As well as being art master at the College House School in Queen’s Square and on hand to give out prizes for art at school awards and events along the Fylde coast from the Kilgrimol School in St Annes, and inland to Kirkham grammar school, he eventually began teaching private lessons from his home on King Street, charging half a guinea (about £65 today 2021) for ten lessons.
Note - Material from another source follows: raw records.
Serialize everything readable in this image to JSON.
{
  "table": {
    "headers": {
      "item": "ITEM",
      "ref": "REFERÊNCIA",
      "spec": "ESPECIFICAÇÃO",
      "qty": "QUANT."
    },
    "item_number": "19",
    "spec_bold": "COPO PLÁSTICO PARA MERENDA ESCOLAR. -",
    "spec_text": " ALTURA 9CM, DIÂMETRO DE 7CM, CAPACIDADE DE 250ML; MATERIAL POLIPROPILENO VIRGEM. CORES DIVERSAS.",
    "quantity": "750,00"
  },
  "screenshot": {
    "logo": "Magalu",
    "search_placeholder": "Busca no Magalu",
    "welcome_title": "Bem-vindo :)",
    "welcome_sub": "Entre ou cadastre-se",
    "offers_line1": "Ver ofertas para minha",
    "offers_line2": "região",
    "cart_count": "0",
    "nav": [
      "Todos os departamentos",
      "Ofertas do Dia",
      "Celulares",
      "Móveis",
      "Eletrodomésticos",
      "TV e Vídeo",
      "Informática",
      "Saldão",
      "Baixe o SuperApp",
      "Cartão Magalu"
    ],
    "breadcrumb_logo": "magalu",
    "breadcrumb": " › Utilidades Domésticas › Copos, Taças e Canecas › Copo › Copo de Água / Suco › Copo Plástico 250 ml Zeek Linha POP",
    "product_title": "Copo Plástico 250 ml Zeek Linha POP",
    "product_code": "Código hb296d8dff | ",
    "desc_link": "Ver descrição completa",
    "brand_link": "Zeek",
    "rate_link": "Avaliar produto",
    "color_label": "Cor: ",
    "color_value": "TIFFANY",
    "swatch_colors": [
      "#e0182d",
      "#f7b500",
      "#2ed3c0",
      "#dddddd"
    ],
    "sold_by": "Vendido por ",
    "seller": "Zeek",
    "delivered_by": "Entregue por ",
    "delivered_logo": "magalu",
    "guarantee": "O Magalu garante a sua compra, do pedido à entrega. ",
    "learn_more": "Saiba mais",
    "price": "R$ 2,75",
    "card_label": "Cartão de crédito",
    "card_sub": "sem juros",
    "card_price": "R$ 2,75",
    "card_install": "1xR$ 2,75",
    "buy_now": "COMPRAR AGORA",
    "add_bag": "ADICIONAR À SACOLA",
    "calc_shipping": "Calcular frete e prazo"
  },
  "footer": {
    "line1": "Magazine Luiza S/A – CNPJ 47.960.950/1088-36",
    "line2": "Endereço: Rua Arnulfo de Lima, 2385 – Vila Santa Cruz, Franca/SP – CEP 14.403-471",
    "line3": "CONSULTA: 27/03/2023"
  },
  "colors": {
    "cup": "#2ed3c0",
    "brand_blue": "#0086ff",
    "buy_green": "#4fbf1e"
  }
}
He also wrote and published an instructive essay on art, focussing on outdoor sketching, published in 1892 after his death entitled, ‘A Short Essay on Perspective’, and dedicated it to the Blackpool Sketching Club, and it was published by Messrs Maxwell and Co, of 68 Church Street in the town. He had finished it only a few days before his death and it was consequently published posthumously. In 1888 he wrote and published a brief autobiography in Blackpool, (Esquisse autobiographique d’une victime du coup d’état du 2 décembre 1851). A copy of this has been sourced by Hervé Gournay of the Maroilles Historical Society and kindly provided by Claude Schwartz and is available for inclusion in Blackpool’s Heritage, courtesy of course ultimately via Benoit himself. It was published by the Blackpool Printing Company at 42-44 Church Street. These publications were added to that of his guide to the symbolism of universal masonry (Maçonnerie Universelle) published in London in 1856 and which, perhaps inadvertently, helped to create the division between the established English Masons and the new kids on the block, the immigrant European masons in Britain.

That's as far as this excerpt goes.